One of the reasons is its application in the new field of homology algebra. The development of algebraic topology in the 1940s injected new vitality into the purely algebraic way of dealing with tensor products. The calculation of product homology group of two spaces involves tensor product; But only in the simplest case, such as torus is directly calculated (see universal coefficient theorem). Subtle topological phenomena need better concepts; Technically, the Tor function needs to be defined. This material is widely organized, including ideas traced back to Herman grassmann, from differential form theory to drummond's cohomology, and some more basic ideas, such as wedge product (which generalizes cross product).
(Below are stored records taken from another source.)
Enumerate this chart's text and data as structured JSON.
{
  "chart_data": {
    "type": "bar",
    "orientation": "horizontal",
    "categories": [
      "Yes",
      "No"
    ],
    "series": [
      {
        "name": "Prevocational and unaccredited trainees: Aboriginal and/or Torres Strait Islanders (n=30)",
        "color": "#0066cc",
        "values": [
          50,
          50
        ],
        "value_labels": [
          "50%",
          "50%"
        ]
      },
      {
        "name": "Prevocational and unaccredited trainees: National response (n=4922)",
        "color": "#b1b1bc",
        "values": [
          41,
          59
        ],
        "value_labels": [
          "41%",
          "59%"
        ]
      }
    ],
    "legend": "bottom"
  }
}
Bourbaki's conclusion completely negates a processing method in vector analysis (quaternion method, that is, the relationship with Lie groups in a general sense) in a rather harsh way. They turned to a new method using category theory, which is an independent method from the perspective of Lie group processing mode. Because this leads to a clearer treatment, they may not have corresponding pure mathematical terms. Strictly speaking, it involves a pan-natural method; This seems to be more general than category theory, and it also clarifies the relationship between these two alternative ways. )
In fact, what they have done is to accurately explain that "tensor space" is a structure that simplifies multiple linear problems into linear problems. This pure algebraic challenge does not provide geometric intuition.
It is useful to reformulate this problem as a multilinear algebraic term. There is a clear "optimal solution": the limit of the solution is exactly what you need. Generally, there is no need to introduce any special structure, geometric concept or dependence on coordinate system. In the terminology of category theory, everything is completely natural.